6 Questions To Ask Your Child’s New Teacher Before School Starts

6 Questions To Ask Your Child’s New Teacher Before School Starts


It’s that time of year when back-to-school photos start to take over Facebook and Instagram.  And if you’re like me, you’re starting to get a bit anxious about (1) everything you need to get sorted out before the first day and (2) how your children will handle this new change.  On Wednesday I’ll have a Back To Preschool post that focuses on everything you need for kids heading back to preschool.  As preschool parents we don’t have to worry about school supplies and homework, so I’m going to spend some time focusing on our unique needs!


Today, though, I want to focus on the new relationships we’ll be developing with our children’s teachers.  Teachers partner with us helping mold our children into the tiny humans they are today and the adults they will become.  They will be there to celebrate their many achievements (and at times correct their misgivings).

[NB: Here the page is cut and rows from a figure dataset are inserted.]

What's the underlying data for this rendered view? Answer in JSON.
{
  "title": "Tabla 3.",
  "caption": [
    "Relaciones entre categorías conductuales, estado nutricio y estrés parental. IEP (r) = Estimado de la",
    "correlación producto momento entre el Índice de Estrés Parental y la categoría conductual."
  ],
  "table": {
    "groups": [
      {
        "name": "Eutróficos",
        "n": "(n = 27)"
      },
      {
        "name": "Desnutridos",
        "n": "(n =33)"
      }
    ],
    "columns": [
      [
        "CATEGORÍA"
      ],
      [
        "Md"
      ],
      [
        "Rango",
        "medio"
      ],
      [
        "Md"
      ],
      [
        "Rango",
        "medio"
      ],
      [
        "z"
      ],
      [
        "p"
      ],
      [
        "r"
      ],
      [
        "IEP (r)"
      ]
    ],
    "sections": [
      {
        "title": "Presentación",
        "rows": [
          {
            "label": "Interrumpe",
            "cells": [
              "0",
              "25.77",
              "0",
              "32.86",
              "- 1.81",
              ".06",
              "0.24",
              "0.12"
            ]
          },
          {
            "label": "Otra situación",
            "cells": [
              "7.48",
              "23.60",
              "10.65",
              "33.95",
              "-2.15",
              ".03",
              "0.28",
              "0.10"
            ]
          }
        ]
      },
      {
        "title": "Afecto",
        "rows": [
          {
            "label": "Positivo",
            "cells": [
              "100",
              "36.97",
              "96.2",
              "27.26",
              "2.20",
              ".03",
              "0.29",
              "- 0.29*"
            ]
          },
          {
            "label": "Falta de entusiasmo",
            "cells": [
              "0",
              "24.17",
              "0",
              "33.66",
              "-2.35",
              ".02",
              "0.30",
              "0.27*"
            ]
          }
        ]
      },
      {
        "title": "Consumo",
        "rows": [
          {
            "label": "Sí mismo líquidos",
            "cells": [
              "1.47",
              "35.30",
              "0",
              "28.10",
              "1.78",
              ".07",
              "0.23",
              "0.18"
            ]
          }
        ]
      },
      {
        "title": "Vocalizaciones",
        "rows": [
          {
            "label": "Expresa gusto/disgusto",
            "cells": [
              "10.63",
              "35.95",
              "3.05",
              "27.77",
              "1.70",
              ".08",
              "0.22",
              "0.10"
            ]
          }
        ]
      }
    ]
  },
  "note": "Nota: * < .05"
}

The school my children attend offers a back-to-school morning so that the children can meet their teachers and other kids in their class.  This is a perfect opportunity for me to ask their teachers a few questions.  You might also attend such an event or you might have to wait until open house.  Regardless, start communicating with your child’s teacher right off the bat!

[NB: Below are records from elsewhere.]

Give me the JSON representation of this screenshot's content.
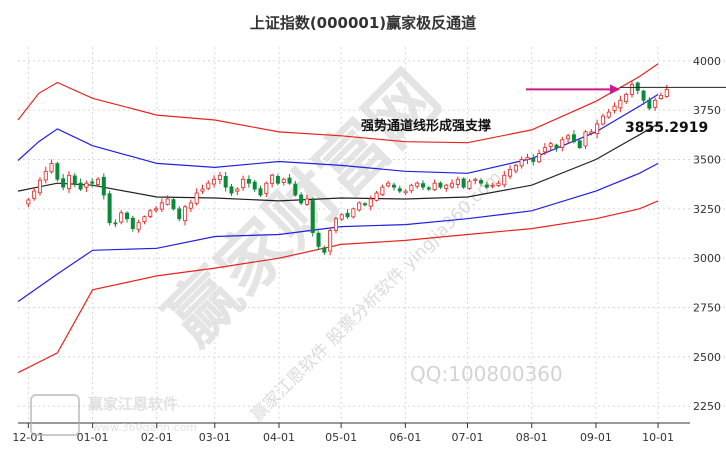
{
  "title": "上证指数(000001)赢家极反通道",
  "watermarks": {
    "big": "赢家财富网",
    "diag": "赢家江恩软件 股票分析软件 yingjia360.com",
    "qq": "QQ:100800360",
    "logo_text": "赢家江恩软件",
    "logo_url": "www.360gann.com"
  },
  "colors": {
    "up": "#e8231f",
    "down": "#0a8a39",
    "red_band": "#e8231f",
    "blue_band": "#2020e0",
    "center": "#222222",
    "annotation": "#cc1a8a"
  },
  "chart_data": {
    "type": "candlestick",
    "title": "上证指数(000001)赢家极反通道",
    "ylim": [
      2170,
      4070
    ],
    "yticks": [
      {
        "value": 2250,
        "label": "2250"
      },
      {
        "value": 2500,
        "label": "2500"
      },
      {
        "value": 2750,
        "label": "2750"
      },
      {
        "value": 3000,
        "label": "3000"
      },
      {
        "value": 3250,
        "label": "3250"
      },
      {
        "value": 3500,
        "label": "3500"
      },
      {
        "value": 3750,
        "label": "3750"
      },
      {
        "value": 4000,
        "label": "4000"
      }
    ],
    "xlim": [
      -5,
      317
    ],
    "xticks": [
      {
        "value": 0,
        "label": "12-01"
      },
      {
        "value": 31,
        "label": "01-01"
      },
      {
        "value": 62,
        "label": "02-01"
      },
      {
        "value": 90,
        "label": "03-01"
      },
      {
        "value": 121,
        "label": "04-01"
      },
      {
        "value": 151,
        "label": "05-01"
      },
      {
        "value": 182,
        "label": "06-01"
      },
      {
        "value": 212,
        "label": "07-01"
      },
      {
        "value": 243,
        "label": "08-01"
      },
      {
        "value": 274,
        "label": "09-01"
      },
      {
        "value": 304,
        "label": "10-01"
      }
    ],
    "candles_close": [
      3295,
      3340,
      3395,
      3440,
      3480,
      3400,
      3360,
      3420,
      3380,
      3350,
      3380,
      3380,
      3400,
      3320,
      3180,
      3175,
      3230,
      3200,
      3150,
      3180,
      3210,
      3240,
      3250,
      3280,
      3300,
      3250,
      3200,
      3260,
      3280,
      3330,
      3350,
      3380,
      3400,
      3420,
      3360,
      3330,
      3350,
      3400,
      3380,
      3350,
      3320,
      3380,
      3420,
      3380,
      3400,
      3380,
      3320,
      3280,
      3300,
      3130,
      3060,
      3030,
      3140,
      3200,
      3220,
      3210,
      3250,
      3280,
      3270,
      3300,
      3330,
      3360,
      3380,
      3360,
      3340,
      3340,
      3370,
      3380,
      3360,
      3350,
      3380,
      3360,
      3370,
      3380,
      3400,
      3360,
      3390,
      3400,
      3380,
      3360,
      3370,
      3380,
      3420,
      3450,
      3470,
      3500,
      3510,
      3490,
      3530,
      3560,
      3580,
      3560,
      3600,
      3620,
      3590,
      3560,
      3640,
      3640,
      3680,
      3720,
      3740,
      3770,
      3800,
      3830,
      3880,
      3850,
      3800,
      3760,
      3800,
      3825,
      3855
    ],
    "bands": [
      {
        "name": "outer-upper",
        "color": "#e8231f",
        "x": [
          -5,
          5,
          14,
          31,
          62,
          90,
          121,
          151,
          182,
          212,
          243,
          274,
          295,
          304
        ],
        "y": [
          3700,
          3835,
          3890,
          3810,
          3725,
          3700,
          3640,
          3620,
          3590,
          3585,
          3650,
          3795,
          3920,
          3985
        ]
      },
      {
        "name": "inner-upper",
        "color": "#2020e0",
        "x": [
          -5,
          5,
          14,
          31,
          62,
          90,
          121,
          151,
          182,
          212,
          243,
          274,
          295,
          304
        ],
        "y": [
          3495,
          3590,
          3655,
          3570,
          3480,
          3460,
          3490,
          3470,
          3440,
          3430,
          3505,
          3640,
          3770,
          3830
        ]
      },
      {
        "name": "center",
        "color": "#222222",
        "x": [
          -5,
          14,
          31,
          62,
          90,
          121,
          151,
          182,
          212,
          243,
          274,
          295,
          304
        ],
        "y": [
          3340,
          3380,
          3370,
          3310,
          3305,
          3290,
          3305,
          3300,
          3310,
          3370,
          3500,
          3625,
          3680
        ]
      },
      {
        "name": "inner-lower",
        "color": "#2020e0",
        "x": [
          -5,
          14,
          31,
          62,
          90,
          121,
          151,
          182,
          212,
          243,
          274,
          295,
          304
        ],
        "y": [
          2780,
          2920,
          3040,
          3050,
          3110,
          3120,
          3160,
          3170,
          3200,
          3240,
          3340,
          3430,
          3480
        ]
      },
      {
        "name": "outer-lower",
        "color": "#e8231f",
        "x": [
          -5,
          14,
          31,
          62,
          90,
          121,
          151,
          182,
          212,
          243,
          274,
          295,
          304
        ],
        "y": [
          2420,
          2520,
          2840,
          2910,
          2950,
          3000,
          3070,
          3090,
          3120,
          3150,
          3200,
          3250,
          3290
        ]
      }
    ],
    "annotation": {
      "text": "强势通道线形成强支撑",
      "price": "3855.2919",
      "value": 3855.2919
    }
  }
}
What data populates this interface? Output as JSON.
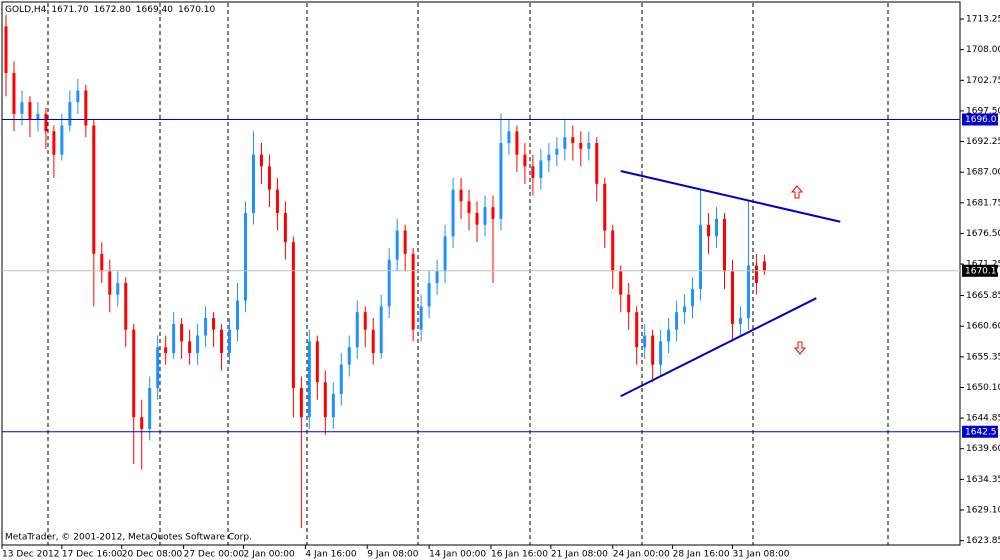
{
  "chart_data": {
    "type": "candlestick",
    "symbol": "GOLD,H4",
    "header_values": [
      "1671.70",
      "1672.80",
      "1669.40",
      "1670.10"
    ],
    "footer": "MetaTrader, © 2001-2012, MetaQuotes Software Corp.",
    "up_color": "#1e90ff",
    "down_color": "#ff0000",
    "open": [
      1712,
      1704,
      1697,
      1699,
      1696,
      1697,
      1694,
      1690,
      1695,
      1699,
      1701,
      1695,
      1673,
      1670,
      1666,
      1668,
      1660,
      1645,
      1643,
      1650,
      1657,
      1656,
      1661,
      1658,
      1656,
      1659,
      1662,
      1660,
      1656,
      1660,
      1665,
      1680,
      1690,
      1688,
      1684,
      1680,
      1675,
      1650,
      1645,
      1658,
      1651,
      1645,
      1649,
      1654,
      1657,
      1663,
      1660,
      1656,
      1664,
      1672,
      1677,
      1673,
      1660,
      1664,
      1668,
      1670,
      1676,
      1684,
      1682,
      1680,
      1678,
      1681,
      1679,
      1692,
      1694,
      1690,
      1688,
      1686,
      1689,
      1690,
      1691,
      1693,
      1692,
      1691,
      1692,
      1685,
      1677,
      1670,
      1666,
      1663,
      1657,
      1659,
      1654,
      1658,
      1660,
      1663,
      1664,
      1667,
      1678,
      1676,
      1679,
      1670,
      1661,
      1662,
      1671,
      1671.7
    ],
    "high": [
      1714,
      1706,
      1701,
      1700,
      1699,
      1698,
      1695,
      1697,
      1701,
      1703,
      1702,
      1696,
      1675,
      1672,
      1670,
      1669,
      1661,
      1648,
      1652,
      1659,
      1659,
      1663,
      1662,
      1660,
      1661,
      1664,
      1663,
      1661,
      1662,
      1668,
      1682,
      1694,
      1692,
      1690,
      1686,
      1682,
      1676,
      1652,
      1660,
      1659,
      1653,
      1651,
      1656,
      1659,
      1665,
      1664,
      1662,
      1666,
      1674,
      1679,
      1678,
      1674,
      1666,
      1670,
      1672,
      1678,
      1686,
      1686,
      1684,
      1682,
      1683,
      1683,
      1697,
      1696,
      1695,
      1692,
      1690,
      1691,
      1692,
      1693,
      1696,
      1695,
      1694,
      1694,
      1693,
      1686,
      1678,
      1671,
      1668,
      1664,
      1661,
      1660,
      1660,
      1662,
      1665,
      1666,
      1669,
      1684,
      1680,
      1681,
      1680,
      1672,
      1664,
      1682,
      1673,
      1672.8
    ],
    "low": [
      1700,
      1694,
      1695,
      1693,
      1694,
      1691,
      1686,
      1689,
      1694,
      1697,
      1693,
      1664,
      1668,
      1663,
      1664,
      1657,
      1637,
      1636,
      1641,
      1648,
      1654,
      1655,
      1655,
      1654,
      1654,
      1657,
      1657,
      1653,
      1654,
      1658,
      1663,
      1678,
      1685,
      1681,
      1677,
      1672,
      1645,
      1626,
      1643,
      1648,
      1642,
      1643,
      1647,
      1652,
      1655,
      1657,
      1654,
      1655,
      1662,
      1670,
      1670,
      1658,
      1658,
      1662,
      1666,
      1668,
      1674,
      1679,
      1677,
      1675,
      1676,
      1668,
      1677,
      1690,
      1687,
      1685,
      1683,
      1684,
      1687,
      1688,
      1689,
      1689,
      1688,
      1689,
      1682,
      1674,
      1667,
      1663,
      1660,
      1654,
      1655,
      1651,
      1652,
      1656,
      1658,
      1661,
      1662,
      1665,
      1673,
      1674,
      1667,
      1658,
      1659,
      1660,
      1666,
      1669.4
    ],
    "close": [
      1704,
      1697,
      1699,
      1696,
      1697,
      1694,
      1690,
      1695,
      1699,
      1701,
      1695,
      1673,
      1670,
      1666,
      1668,
      1660,
      1645,
      1643,
      1650,
      1657,
      1656,
      1661,
      1658,
      1656,
      1659,
      1662,
      1660,
      1656,
      1660,
      1665,
      1680,
      1690,
      1688,
      1684,
      1680,
      1675,
      1650,
      1645,
      1658,
      1651,
      1645,
      1649,
      1654,
      1657,
      1663,
      1660,
      1656,
      1664,
      1672,
      1677,
      1673,
      1660,
      1664,
      1668,
      1670,
      1676,
      1684,
      1682,
      1680,
      1678,
      1681,
      1679,
      1692,
      1694,
      1690,
      1688,
      1686,
      1689,
      1690,
      1691,
      1693,
      1692,
      1691,
      1692,
      1685,
      1677,
      1670,
      1666,
      1663,
      1657,
      1659,
      1654,
      1658,
      1660,
      1663,
      1664,
      1667,
      1678,
      1676,
      1679,
      1670,
      1661,
      1662,
      1671,
      1668,
      1670.1
    ],
    "xlim": [
      0,
      120
    ],
    "xticks": [
      {
        "value": 0,
        "label": "13 Dec 2012"
      },
      {
        "value": 7.5,
        "label": "17 Dec 16:00"
      },
      {
        "value": 15,
        "label": "20 Dec 08:00"
      },
      {
        "value": 22.75,
        "label": "27 Dec 00:00"
      },
      {
        "value": 30.25,
        "label": "2 Jan 00:00"
      },
      {
        "value": 38,
        "label": "4 Jan 16:00"
      },
      {
        "value": 45.75,
        "label": "9 Jan 08:00"
      },
      {
        "value": 53.5,
        "label": "14 Jan 00:00"
      },
      {
        "value": 61.25,
        "label": "16 Jan 16:00"
      },
      {
        "value": 68.75,
        "label": "21 Jan 08:00"
      },
      {
        "value": 76.5,
        "label": "24 Jan 00:00"
      },
      {
        "value": 84,
        "label": "28 Jan 16:00"
      },
      {
        "value": 91.5,
        "label": "31 Jan 08:00"
      }
    ],
    "ylim": [
      1623.1,
      1716.51
    ],
    "yticks": [
      1713.25,
      {
        "value": 1708,
        "label": "1708.00"
      },
      {
        "value": 1702.75,
        "label": "1702.75"
      },
      {
        "value": 1697.5,
        "label": "1697.50"
      },
      1692.25,
      {
        "value": 1687,
        "label": "1687.00"
      },
      1681.75,
      {
        "value": 1676.5,
        "label": "1676.50"
      },
      1671.25,
      1665.85,
      {
        "value": 1660.6,
        "label": "1660.60"
      },
      1655.35,
      {
        "value": 1650.1,
        "label": "1650.10"
      },
      1644.85,
      {
        "value": 1639.6,
        "label": "1639.60"
      },
      1634.35,
      {
        "value": 1629.1,
        "label": "1629.10"
      },
      1623.85
    ],
    "hlines": [
      {
        "value": 1696.03,
        "label": "1696.03",
        "color": "#0000cd"
      },
      {
        "value": 1642.51,
        "label": "1642.51",
        "color": "#0000cd"
      },
      {
        "value": 1670.1,
        "label": "1670.10",
        "color": "#c0c0c0"
      }
    ],
    "trendlines": [
      {
        "x": [
          77.5,
          105
        ],
        "y": [
          1687.2,
          1678.5
        ],
        "color": "#0000cd"
      },
      {
        "x": [
          77.5,
          102
        ],
        "y": [
          1648.6,
          1665.4
        ],
        "color": "#0000cd"
      }
    ]
  }
}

6 Questions to Ask Your Child’s New Teacher


1.  What’s the best way to communicate with you?

Your child’s teacher might give you more than one way to get in touch with him or her (let’s stick with assuming the teacher’s a woman for simplicity’s sake in this post).  Just like you and me, though, there is probably one method that is the BEST way to get a quick response.  Ask the teacher which way she would prefer you use to reach her if necessary.  You might even want to clarify if she’d prefer if you call or text her.    Of course, I personally wouldn’t recommend you overuse this direct communication method.  Don’t be that mom that’s texting the teacher at all hours of the day and night.

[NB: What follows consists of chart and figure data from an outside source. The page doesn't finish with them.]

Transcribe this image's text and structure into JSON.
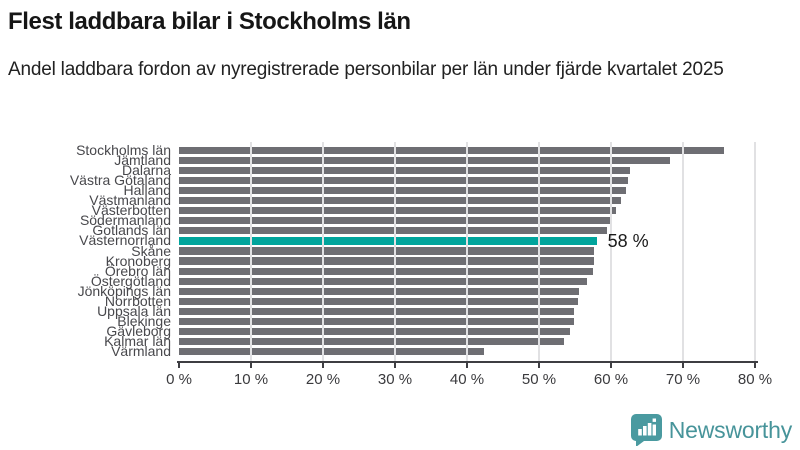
{
  "header": {
    "title": "Flest laddbara bilar i Stockholms län",
    "subtitle": "Andel laddbara fordon av nyregistrerade personbilar per län under fjärde kvartalet 2025"
  },
  "chart_data": {
    "type": "bar",
    "orientation": "horizontal",
    "title": "Flest laddbara bilar i Stockholms län",
    "xlabel": "",
    "ylabel": "",
    "xlim": [
      0,
      80
    ],
    "grid": "vertical",
    "legend": "none",
    "categories": [
      "Stockholms län",
      "Jämtland",
      "Dalarna",
      "Västra Götaland",
      "Halland",
      "Västmanland",
      "Västerbotten",
      "Södermanland",
      "Gotlands län",
      "Västernorrland",
      "Skåne",
      "Kronoberg",
      "Örebro län",
      "Östergötland",
      "Jönköpings län",
      "Norrbotten",
      "Uppsala län",
      "Blekinge",
      "Gävleborg",
      "Kalmar län",
      "Värmland"
    ],
    "values": [
      75.7,
      68.2,
      62.7,
      62.4,
      62.1,
      61.4,
      60.7,
      59.8,
      59.4,
      58,
      57.7,
      57.6,
      57.5,
      56.6,
      55.5,
      55.4,
      54.9,
      54.8,
      54.3,
      53.5,
      42.4
    ],
    "highlight_index": 9,
    "highlight_category": "Västernorrland",
    "highlight_value_label": "58 %",
    "x_ticks": [
      0,
      10,
      20,
      30,
      40,
      50,
      60,
      70,
      80
    ],
    "x_tick_labels": [
      "0 %",
      "10 %",
      "20 %",
      "30 %",
      "40 %",
      "50 %",
      "60 %",
      "70 %",
      "80 %"
    ],
    "bar_color": "#6e6e73",
    "highlight_color": "#00a49c",
    "gridline_color": "#e1e1e3"
  },
  "footer": {
    "logo_text": "Newsworthy",
    "logo_color": "#47949a",
    "logo_icon": "bar-chart-speech-bubble"
  }
}
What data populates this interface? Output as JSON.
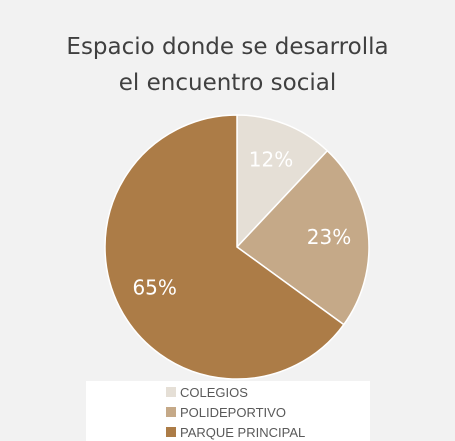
{
  "chart_data": {
    "type": "pie",
    "title_lines": [
      "Espacio donde se desarrolla",
      "el encuentro social"
    ],
    "categories": [
      "COLEGIOS",
      "POLIDEPORTIVO",
      "PARQUE PRINCIPAL"
    ],
    "values": [
      12,
      23,
      65
    ],
    "data_labels": [
      "12%",
      "23%",
      "65%"
    ],
    "colors": [
      "#e5dfd6",
      "#c5a988",
      "#ac7c47"
    ],
    "label_color": "#ffffff",
    "legend_position": "bottom"
  }
}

2.  How can I support my child at home?

This is a question you should ask throughout the school year as well.  Your teacher will likely appreciate that you understand that consistency is key and you want to be part of the team in helping your child improve academically and behaviorally.  For example, when my son’s teachers have informed me of behavior problems I always want to ask how they’re correcting the behaviors.  Is it working?  If so, I want to do that too and be consistent!  If not, I might share what typically works well at home.  You’re in this together!


3.  How are students monitored during less-structured times, like bathroom activities or while on the playground?

Okay, I know this might be a weird one for you to ask.  But you really need to ask this question.  I’m putting on my SafeMom hat here.  In my work with youth-serving organizations (as I explained here), we most often dealt with incidents of inappropriate sexual behaviors between children.  I’ve even seen incidents involving children as young as 3 in unmonitored bathroom stalls.  We don’t know what other children have been exposed to whether that’s online or in their home lives.  Emphasize that you want your child supervised during bathroom breaks and do not want them sent there unsupervised with a buddy.  Of course, schools likely handle this in various ways depending on age, but I always caution against a buddy policy.

Many schools provide training on how abuse occurs in the school environment, and if your school doesn’t – I even challenge you to ask leadership why not.  No school is immune from such incidents.  Training staff on the importance of supervision is a huge step towards child safety.


4.  Is there anything you need for the classroom?

I asked some teacher-friends what they’d like parents to ask them and this was the hands-down favorite question.  Whether your kids are at a private preschool or a public high school, your teachers are paying out-of-pocket for educational tools to help your child progress academically and socially (and remember, these are likely under-compensated pockets but I digress … ).  One of my friends, Heather, is a high school teacher and confessed that she “gets choked up if a parent even brings a box of tissues at this point.”  Don’t forget to help out these teachers!  Other ways to help might include hand sanitizer and paper towels.  But just ask – they’d love to hear you’re thinking of them!


5.  How can I help you?

Similar to asking them about their classroom needs, your teacher might appreciate a few extra hands to help with special projects throughout the year.  Just ask.


6.  What kind of wine do you like? 

One of my teacher-friends posted this as a joke, but she got a few “YES!” responses.  So, depending on your school’s rules, this might be a perfect question for you as well.  Hey, letting your teacher know you acknowledge she will likely need to drink some wine after long days with these kiddos (and maybe even your’s specifically) can’t hurt your relationship!  You might even gain a new friend.  😉



If you’re a teacher, be sure to chime in with questions you wish parents would ask you.  And other moms, let me know which questions you enjoy asking teachers.